HUD insures loans for all types of multifamily housing, whether it is Market Rate, Affordable / Low Income Housing Tax Credit (LIHTC) properties, age-restricted communities, or Section 8 HAP contract deals.  

What are the advantages of HUD over some other lending options?

For starters, Greystone’s HUD loans are all fixed rate, non-recourse, and typically some of the lowest interest rates available today.

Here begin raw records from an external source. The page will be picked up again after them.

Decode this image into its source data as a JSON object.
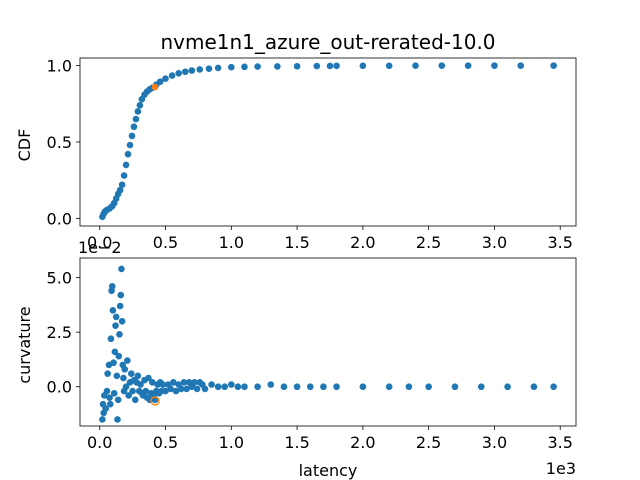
{
  "chart_data": [
    {
      "type": "scatter",
      "title": "nvme1n1_azure_out-rerated-10.0",
      "xlabel": "",
      "ylabel": "CDF",
      "xlim": [
        -150,
        3620
      ],
      "ylim": [
        -0.05,
        1.05
      ],
      "xticks": [
        0.0,
        500,
        1000,
        1500,
        2000,
        2500,
        3000,
        3500
      ],
      "xtick_labels": [
        "0.0",
        "0.5",
        "1.0",
        "1.5",
        "2.0",
        "2.5",
        "3.0",
        "3.5"
      ],
      "yticks": [
        0.0,
        0.5,
        1.0
      ],
      "ytick_labels": [
        "0.0",
        "0.5",
        "1.0"
      ],
      "series": [
        {
          "color": "#1f77b4",
          "points": [
            [
              20,
              0.01
            ],
            [
              30,
              0.03
            ],
            [
              40,
              0.045
            ],
            [
              55,
              0.055
            ],
            [
              75,
              0.065
            ],
            [
              95,
              0.08
            ],
            [
              110,
              0.1
            ],
            [
              125,
              0.13
            ],
            [
              140,
              0.16
            ],
            [
              155,
              0.185
            ],
            [
              170,
              0.22
            ],
            [
              185,
              0.28
            ],
            [
              200,
              0.35
            ],
            [
              215,
              0.42
            ],
            [
              230,
              0.48
            ],
            [
              245,
              0.54
            ],
            [
              260,
              0.6
            ],
            [
              275,
              0.65
            ],
            [
              290,
              0.7
            ],
            [
              305,
              0.74
            ],
            [
              320,
              0.78
            ],
            [
              340,
              0.81
            ],
            [
              360,
              0.83
            ],
            [
              380,
              0.845
            ],
            [
              400,
              0.855
            ],
            [
              430,
              0.875
            ],
            [
              460,
              0.895
            ],
            [
              500,
              0.915
            ],
            [
              550,
              0.935
            ],
            [
              600,
              0.95
            ],
            [
              650,
              0.96
            ],
            [
              700,
              0.968
            ],
            [
              760,
              0.975
            ],
            [
              830,
              0.98
            ],
            [
              900,
              0.985
            ],
            [
              1000,
              0.99
            ],
            [
              1100,
              0.992
            ],
            [
              1200,
              0.994
            ],
            [
              1350,
              0.995
            ],
            [
              1500,
              0.996
            ],
            [
              1650,
              0.997
            ],
            [
              1750,
              0.998
            ],
            [
              1800,
              0.999
            ],
            [
              2000,
              0.999
            ],
            [
              2200,
              0.999
            ],
            [
              2400,
              0.9995
            ],
            [
              2600,
              1.0
            ],
            [
              2800,
              1.0
            ],
            [
              3000,
              1.0
            ],
            [
              3200,
              1.0
            ],
            [
              3450,
              1.0
            ]
          ]
        },
        {
          "color": "#ff7f0e",
          "points": [
            [
              420,
              0.86
            ]
          ]
        }
      ]
    },
    {
      "type": "scatter",
      "title": "",
      "xlabel": "latency",
      "ylabel": "curvature",
      "x_offset_label": "1e3",
      "y_offset_label": "1e−2",
      "xlim": [
        -150,
        3620
      ],
      "ylim": [
        -0.018,
        0.059
      ],
      "xticks": [
        0.0,
        500,
        1000,
        1500,
        2000,
        2500,
        3000,
        3500
      ],
      "xtick_labels": [
        "0.0",
        "0.5",
        "1.0",
        "1.5",
        "2.0",
        "2.5",
        "3.0",
        "3.5"
      ],
      "yticks": [
        0.0,
        0.025,
        0.05
      ],
      "ytick_labels": [
        "0.0",
        "2.5",
        "5.0"
      ],
      "series": [
        {
          "color": "#1f77b4",
          "points": [
            [
              20,
              -0.015
            ],
            [
              25,
              -0.008
            ],
            [
              30,
              -0.012
            ],
            [
              35,
              -0.004
            ],
            [
              45,
              -0.01
            ],
            [
              55,
              -0.002
            ],
            [
              60,
              0.006
            ],
            [
              70,
              0.01
            ],
            [
              75,
              -0.005
            ],
            [
              80,
              -0.008
            ],
            [
              85,
              0.022
            ],
            [
              90,
              0.044
            ],
            [
              95,
              0.046
            ],
            [
              100,
              0.035
            ],
            [
              105,
              0.011
            ],
            [
              110,
              -0.003
            ],
            [
              115,
              0.016
            ],
            [
              120,
              0.028
            ],
            [
              125,
              0.032
            ],
            [
              130,
              0.005
            ],
            [
              135,
              -0.015
            ],
            [
              140,
              -0.006
            ],
            [
              145,
              0.014
            ],
            [
              150,
              0.024
            ],
            [
              155,
              0.037
            ],
            [
              160,
              0.042
            ],
            [
              165,
              0.054
            ],
            [
              170,
              0.03
            ],
            [
              175,
              0.01
            ],
            [
              180,
              0.004
            ],
            [
              185,
              -0.002
            ],
            [
              190,
              0.008
            ],
            [
              200,
              0.0
            ],
            [
              210,
              0.012
            ],
            [
              220,
              -0.004
            ],
            [
              230,
              0.002
            ],
            [
              240,
              0.006
            ],
            [
              250,
              -0.002
            ],
            [
              260,
              0.003
            ],
            [
              270,
              -0.006
            ],
            [
              280,
              0.002
            ],
            [
              290,
              0.005
            ],
            [
              300,
              -0.002
            ],
            [
              310,
              0.001
            ],
            [
              320,
              -0.003
            ],
            [
              330,
              -0.004
            ],
            [
              340,
              0.003
            ],
            [
              350,
              -0.002
            ],
            [
              360,
              -0.005
            ],
            [
              370,
              0.004
            ],
            [
              380,
              -0.006
            ],
            [
              390,
              -0.003
            ],
            [
              400,
              0.002
            ],
            [
              410,
              -0.004
            ],
            [
              420,
              -0.006
            ],
            [
              430,
              -0.002
            ],
            [
              440,
              0.001
            ],
            [
              450,
              -0.003
            ],
            [
              460,
              0.002
            ],
            [
              470,
              -0.002
            ],
            [
              480,
              0.001
            ],
            [
              500,
              -0.002
            ],
            [
              520,
              0.001
            ],
            [
              540,
              -0.001
            ],
            [
              560,
              0.002
            ],
            [
              580,
              -0.002
            ],
            [
              600,
              0.001
            ],
            [
              620,
              -0.001
            ],
            [
              640,
              0.002
            ],
            [
              660,
              -0.001
            ],
            [
              680,
              0.002
            ],
            [
              700,
              0.0
            ],
            [
              720,
              0.002
            ],
            [
              740,
              -0.001
            ],
            [
              760,
              0.002
            ],
            [
              780,
              0.001
            ],
            [
              800,
              -0.001
            ],
            [
              850,
              0.001
            ],
            [
              900,
              0.0
            ],
            [
              950,
              0.0
            ],
            [
              1000,
              0.001
            ],
            [
              1050,
              0.0
            ],
            [
              1100,
              0.0
            ],
            [
              1200,
              0.0
            ],
            [
              1300,
              0.001
            ],
            [
              1400,
              0.0
            ],
            [
              1500,
              0.0
            ],
            [
              1600,
              0.0
            ],
            [
              1700,
              0.0
            ],
            [
              1800,
              0.0
            ],
            [
              2000,
              0.0
            ],
            [
              2200,
              0.0
            ],
            [
              2350,
              0.0
            ],
            [
              2500,
              0.0
            ],
            [
              2700,
              0.0
            ],
            [
              2900,
              0.0
            ],
            [
              3100,
              0.0
            ],
            [
              3300,
              0.0
            ],
            [
              3450,
              0.0
            ]
          ]
        },
        {
          "color": "#ff7f0e",
          "hollow": true,
          "points": [
            [
              420,
              -0.0065
            ]
          ]
        }
      ]
    }
  ]
}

HUD loans are fully assumable for a nominal fee of 5 basis points plus some small lender fee, and are self-amortizing loans with no balloons, and loan terms of typically 35-40 years.

You might want to consider exploring HUD when:

  1. You are seeking the highest possible leverage;
  2. Seeking cash-out when refinancing;
  3. Have a medium- to long-term hold horizon;
  4. You may not qualify for bank or other loans due insufficient Net Worth/Liquidity requirements;
  5. Want to mitigate interest rate risk; and/or
  6. Seek the lowest cost of capital.

What are HUD’s lending parameters?

HUD divides their lending parameters into three buckets:

  1. For Market Rate deals, 85% LTV for acquisitions or 80% LTV for Cash-Outs and underwritten using a debt coverage ratio (DCR) of 1.18x;
  2. For Affordable Housing deals, 87% LTV for acquisitions or 80% LTV for Cash-Outs and underwritten using a DCR of 1.15x; and
  3. For Subsidized deals, 90% LTV for acquisitions or 80% LTV for Cash-Outs and underwritten using a DCR of 1.11x.

What are the advantages that a group like yours brings over other HUD lenders?

Greystone has been a leading lender for HUD-insured loans over many years. So far in HUD’s 2019-2020 fiscal year (which end September 30th), Greystone has originated over $2.6 billion in FHA loans for multifamily and healthcare properties, representing 14.7% in market share.

Why is this the case? I believe that if a group wants to be proficient and efficient in HUD lending, it requires them to truly dedicate their career to understanding every complexity and nuance within HUD’s MAP guide, enabling them to draw out a preliminary trajectory transaction landscape and see it through to the finish line. HUD is a unique breed of financing product and one that the most experienced HUD producers create a true material difference from the others, hence the large differential in historical production volume.

What is the process of obtaining a HUD loan?

Typically, it takes 30 to 60 days for Greystone to underwrite the proposed loan, obtain 3rd party reports (Appraisal, Phase I and PCNA), and submit the application. From there, HUD then has a target of 60 days to issue a “Firm Commitment,” and Closing occurs 30-45 days thereafter.

The entire process can take 3-6 months, but if a lender comes to the table very prepared, it can be done in 30 days.  

What are the prepayment penalties associated with a HUD loan?

HUD loans usually come with a 10-year step-down prepayment structure (i.e. 10, 9, 8, 7, 6, 5, 4, 3, 2, 1). However, you can tailor your prepayment structure based upon your business plan or hold period. So, if you are planning on selling the asset in five years, you can structure a five-year call protection, whereas, on other lending platforms, this could incur additional basis points.